Who Caught Them? Compliance or the SEC?

The SEC announced they had obtained an emergency freeze against three Swiss-based traders under an allegation of insider trading. The SEC claims that Compania International Financiera S.A., Coudree Capital Gestion S.A., and Chartwell Asset Management Services purchased more than a million common shares of Arch Chemicals just prior to the announcement that it was going to be purchased by Lonza Group Ltd.

It does not take much detective work to look at this chart and see that there was some suspicious trading leading up to the July 11 announcement date.

You see the stock price rising and an increase in trading volume. According to the SEC complaint, about 1 million shares in that increased volume came from three defendants. The average trading volume for Arch leading up to the merger announcement was just under 200,000 shares per day.

The hard part will be the SEC proving that the defendants had material, non-public information and used it in breach of some obligation. Clearly, their trading looks suspicious. Proving it was illegal will take more work.

The big question I have, and that compliance professionals that deal with insider trading should have, is how did the trades get flagged?

The SEC has said they are increasing market surveillance and market intelligence to spot suspicious activity.

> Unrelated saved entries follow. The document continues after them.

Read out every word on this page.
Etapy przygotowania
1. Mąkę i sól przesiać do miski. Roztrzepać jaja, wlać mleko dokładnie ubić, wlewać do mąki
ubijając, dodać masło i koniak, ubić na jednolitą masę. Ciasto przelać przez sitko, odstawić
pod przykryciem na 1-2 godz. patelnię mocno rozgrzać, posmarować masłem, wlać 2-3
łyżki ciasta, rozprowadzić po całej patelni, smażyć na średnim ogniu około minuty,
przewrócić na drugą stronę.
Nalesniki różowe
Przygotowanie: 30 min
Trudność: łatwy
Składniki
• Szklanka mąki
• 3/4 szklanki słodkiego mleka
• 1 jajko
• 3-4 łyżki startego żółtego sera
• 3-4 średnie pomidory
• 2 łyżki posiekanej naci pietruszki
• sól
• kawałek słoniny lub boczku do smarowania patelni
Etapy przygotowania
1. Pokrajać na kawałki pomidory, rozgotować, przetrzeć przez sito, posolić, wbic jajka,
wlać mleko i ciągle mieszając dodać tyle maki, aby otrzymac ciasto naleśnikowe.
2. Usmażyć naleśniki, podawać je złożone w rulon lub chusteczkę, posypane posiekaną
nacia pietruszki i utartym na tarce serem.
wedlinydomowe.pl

Did the SEC catch this on their own?

Was it compliance? It would seem that the activity coincided very closely with the merger and could easily have been flagged as suspicious by a vigilant broker/dealer compliance department. When a stock usually only trades 200,000 per day, seeing hundreds of thousands of shares being purchased with big public news should be a red flag.

Was it a whistleblower? The SEC has created a new bounty program. Perhaps an insider discover the activity and alerted the SEC in hopes of a financial windfall.

Was it a wiretap? It’s clear from the case against the Galleon Group and Raj Rajaratnam that the government is suing wiretaps to investigate insider trading.

To me the most interesting part of this case will be finding out how the trades got flagged. The rest of the case tied to proving insider trading is not interesting.